I've had for several days now a couple of wild great titz (or it will be censored) hanging out by my window. I live in an apartment with no balcony and on the third floor. They come right to the window and peek inside. They apparently even told other birds about it because as they left and came back they had more of them with them. They stayed near my window for several hours. It feels like I'm living in a zoo.  I put my rescue tit by the window and they got even more excited. It's so sweet. 

Have any of you ever noticed wild birds coming by your house because they know there are birds inside?


----------



## FaeryBee (May 9, 2011)

*Yes, absolutely! Two of my lovebirds have their daily out of cage time in my bathroom which has a window. Frequently there are several little sparrows that come to hang out on the screen and peer in when the lovebirds are there. I'm believe they are attracted because of the lovebirds chatter and once there they like looking at all the pretty colored toys hanging in the room! 
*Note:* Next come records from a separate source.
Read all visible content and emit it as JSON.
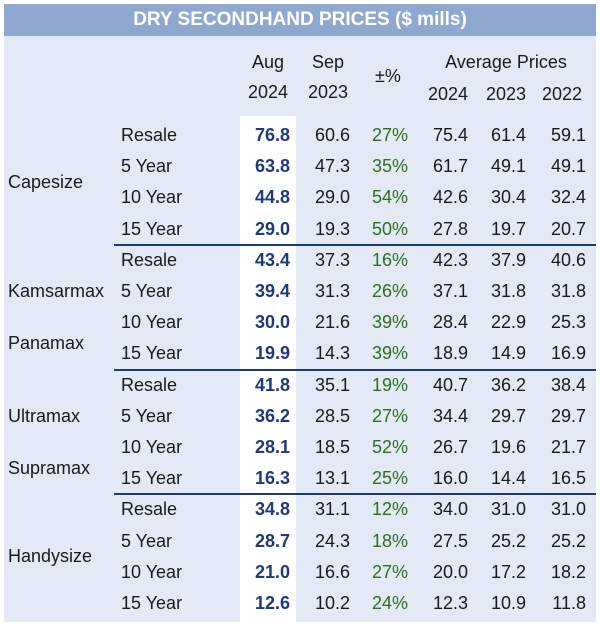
{
  "title": "DRY SECONDHAND PRICES ($ mills)",
  "headers": {
    "aug_month": "Aug",
    "aug_year": "2024",
    "sep_month": "Sep",
    "sep_year": "2023",
    "change": "±%",
    "avg_label": "Average Prices",
    "avg_y1": "2024",
    "avg_y2": "2023",
    "avg_y3": "2022"
  },
  "groups": [
    {
      "name": "Capesize",
      "rows": [
        {
          "age": "Resale",
          "aug": "76.8",
          "sep": "60.6",
          "pct": "27%",
          "a24": "75.4",
          "a23": "61.4",
          "a22": "59.1"
        },
        {
          "age": "5 Year",
          "aug": "63.8",
          "sep": "47.3",
          "pct": "35%",
          "a24": "61.7",
          "a23": "49.1",
          "a22": "49.1"
        },
        {
          "age": "10 Year",
          "aug": "44.8",
          "sep": "29.0",
          "pct": "54%",
          "a24": "42.6",
          "a23": "30.4",
          "a22": "32.4"
        },
        {
          "age": "15 Year",
          "aug": "29.0",
          "sep": "19.3",
          "pct": "50%",
          "a24": "27.8",
          "a23": "19.7",
          "a22": "20.7"
        }
      ]
    },
    {
      "name": "Kamsarmax",
      "name2": "Panamax",
      "rows": [
        {
          "age": "Resale",
          "aug": "43.4",
          "sep": "37.3",
          "pct": "16%",
          "a24": "42.3",
          "a23": "37.9",
          "a22": "40.6"
        },
        {
          "age": "5 Year",
          "aug": "39.4",
          "sep": "31.3",
          "pct": "26%",
          "a24": "37.1",
          "a23": "31.8",
          "a22": "31.8"
        },
        {
          "age": "10 Year",
          "aug": "30.0",
          "sep": "21.6",
          "pct": "39%",
          "a24": "28.4",
          "a23": "22.9",
          "a22": "25.3"
        },
        {
          "age": "15 Year",
          "aug": "19.9",
          "sep": "14.3",
          "pct": "39%",
          "a24": "18.9",
          "a23": "14.9",
          "a22": "16.9"
        }
      ]
    },
    {
      "name": "Ultramax",
      "name2": "Supramax",
      "rows": [
        {
          "age": "Resale",
          "aug": "41.8",
          "sep": "35.1",
          "pct": "19%",
          "a24": "40.7",
          "a23": "36.2",
          "a22": "38.4"
        },
        {
          "age": "5 Year",
          "aug": "36.2",
          "sep": "28.5",
          "pct": "27%",
          "a24": "34.4",
          "a23": "29.7",
          "a22": "29.7"
        },
        {
          "age": "10 Year",
          "aug": "28.1",
          "sep": "18.5",
          "pct": "52%",
          "a24": "26.7",
          "a23": "19.6",
          "a22": "21.7"
        },
        {
          "age": "15 Year",
          "aug": "16.3",
          "sep": "13.1",
          "pct": "25%",
          "a24": "16.0",
          "a23": "14.4",
          "a22": "16.5"
        }
      ]
    },
    {
      "name": "Handysize",
      "rows": [
        {
          "age": "Resale",
          "aug": "34.8",
          "sep": "31.1",
          "pct": "12%",
          "a24": "34.0",
          "a23": "31.0",
          "a22": "31.0"
        },
        {
          "age": "5 Year",
          "aug": "28.7",
          "sep": "24.3",
          "pct": "18%",
          "a24": "27.5",
          "a23": "25.2",
          "a22": "25.2"
        },
        {
          "age": "10 Year",
          "aug": "21.0",
          "sep": "16.6",
          "pct": "27%",
          "a24": "20.0",
          "a23": "17.2",
          "a22": "18.2"
        },
        {
          "age": "15 Year",
          "aug": "12.6",
          "sep": "10.2",
          "pct": "24%",
          "a24": "12.3",
          "a23": "10.9",
          "a22": "11.8"
        }
      ]
    }
  ]
}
Two of the budgies and my other lovebird have their out of cage time in my bedroom and a few times the sparrows have come to hang out on that window screen as well.*


----------



## TheBoysMom (Sep 6, 2014)

Fantastic!

I have had the same thing happen. I hate to waste anything especially food. So every time I empty the seed bowl I pour it into a zip lock bag and save it. Amazing how many seeds there are left behind especially if it's a mix and the budgies don't care for some of the seeds. 
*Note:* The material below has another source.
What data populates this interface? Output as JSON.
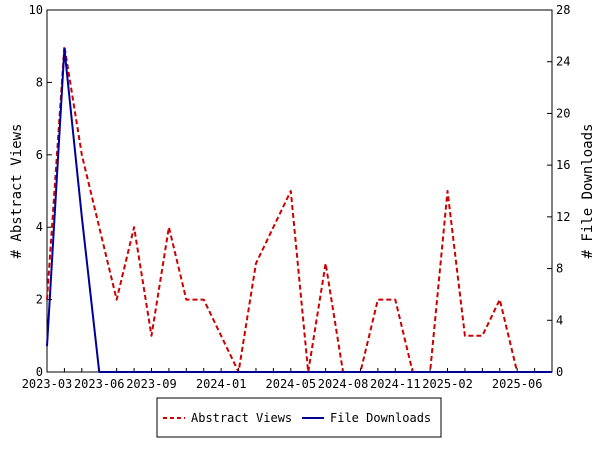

Every free days I fill a plastic bowl with these uneaten seeds, any stale bread and whatever veggies the boys don't eat and place it on my balcony. Love to see them out there eating a treat and chirping. About a dozen sparrows, a few finches and two cardinals visit a few times a day. Also have a bluejay...grrr! he is mean.


----------



## FaeryBee (May 9, 2011)

*Good for you, Sande!

I also keep all the "seed debris" (seeds/pellets/etc.) and I put it out next to my outdoor bird feeders.

The birds (and chipmunks) enjoy having it in additional to their normal wild bird seed that I keep for them. *


----------



## LynandIndigo (Jan 21, 2012)

I no it's wonderful having wild birds at our home. I have them here to they are really noisy when they whistle but it is so nice to have them around. The parrots are so adorable. Maybe you can take a photo of them. Love to see them.


----------